Today, despite the Internet, the eight women and two men of the telephone reference service are still at it. Every day, except Sundays and holidays, between 9am and 6pm, anyone, of any age, from anywhere can telephone (212) 340-0849 and ask almost any question.
What country had the first license plates? What is the life cycle of an eyebrow hair? What is arachibutyrophobia? How does a person get out of quicksand?
The staff has less than five minutes to reply. (Answers at the end of this article.)
Most queries are humdrum, like when is the library open. The clueless ask who the famous are, like who is the vice president. Secretaries puzzle over their own shorthand when the boss uses an unfamiliar word.
Some queries get garbled: One librarian thought a caller from South Africa was asking how many statues of Lenin there are in the world. He meant John Lennon, and was referred to other sources.
While the number of telephone calls has declined over the years to fewer than 150 a day from more than 1,000, they still made up two-thirds, or 41,715, of all inquiries to the staff last year (the rest were by computer).
Still, the persistence of this service raises its own questions. Why, in the age of search engines, would anyone bedevil a human being with such questions? And what human being would choose to be so bedeviled?
Harriet Shalat, 62, of Forest Hills, Queens, for one. She is the chief of the service, known as telref.
"We are detectives," she said. "We know more than people think we know. We're not little old ladies stamping books and telling you to be quiet."

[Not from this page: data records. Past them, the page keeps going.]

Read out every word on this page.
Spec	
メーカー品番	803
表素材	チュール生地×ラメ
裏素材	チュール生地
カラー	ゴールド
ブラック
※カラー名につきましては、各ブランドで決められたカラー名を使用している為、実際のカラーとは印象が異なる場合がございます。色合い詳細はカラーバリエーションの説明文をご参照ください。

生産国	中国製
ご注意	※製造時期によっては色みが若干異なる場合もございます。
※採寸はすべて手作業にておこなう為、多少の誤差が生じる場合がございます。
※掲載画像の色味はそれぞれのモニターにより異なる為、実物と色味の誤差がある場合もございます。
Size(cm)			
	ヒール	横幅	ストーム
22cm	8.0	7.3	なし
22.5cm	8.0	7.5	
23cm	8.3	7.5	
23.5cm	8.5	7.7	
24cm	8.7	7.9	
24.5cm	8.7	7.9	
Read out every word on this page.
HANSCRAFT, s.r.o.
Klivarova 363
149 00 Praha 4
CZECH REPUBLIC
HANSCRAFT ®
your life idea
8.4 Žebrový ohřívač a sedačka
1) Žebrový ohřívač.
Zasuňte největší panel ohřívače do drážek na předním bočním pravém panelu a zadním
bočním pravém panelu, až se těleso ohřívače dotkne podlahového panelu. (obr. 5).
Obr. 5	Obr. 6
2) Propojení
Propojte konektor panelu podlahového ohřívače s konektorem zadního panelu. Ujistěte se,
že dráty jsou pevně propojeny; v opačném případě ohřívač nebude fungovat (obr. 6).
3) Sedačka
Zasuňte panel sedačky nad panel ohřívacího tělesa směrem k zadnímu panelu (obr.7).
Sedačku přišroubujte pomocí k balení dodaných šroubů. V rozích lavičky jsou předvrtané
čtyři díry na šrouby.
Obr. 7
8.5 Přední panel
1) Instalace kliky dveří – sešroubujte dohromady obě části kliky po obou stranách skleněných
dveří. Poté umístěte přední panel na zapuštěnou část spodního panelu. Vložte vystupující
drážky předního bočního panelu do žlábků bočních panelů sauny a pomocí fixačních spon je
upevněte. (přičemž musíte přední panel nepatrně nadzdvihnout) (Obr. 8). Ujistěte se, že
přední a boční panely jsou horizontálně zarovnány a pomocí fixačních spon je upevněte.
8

Paul Duguid, an adjunct professor at the School of Information at the University of California at Berkeley, said there would always be a place for such human search engines.
There are "dark areas" on the Internet, vast databases that are not scanned by search engines like Google, said Duguid, a co-author of The Social Life of Information, about data that computers cannot process.
"If you have a good search question, Google is great for answering it," he said. "If you don't have a good question, you will get 17 million responses and you will wish you hadn't asked."
Some caller questions are verboten. The telref staff will not answer crossword or contest questions, do children's homework, or answer philosophical speculations or guilty-spouse questions (what is my wife's birthday?).
"And if a question is very funny," Shalat said, "you have to put the person on hold, before you start laughing."
(Answers: France, Aug. 14, 1893; 150 days; fear of peanut butter sticking to the roof of the mouth; don't thrash, ease to the surface, float.)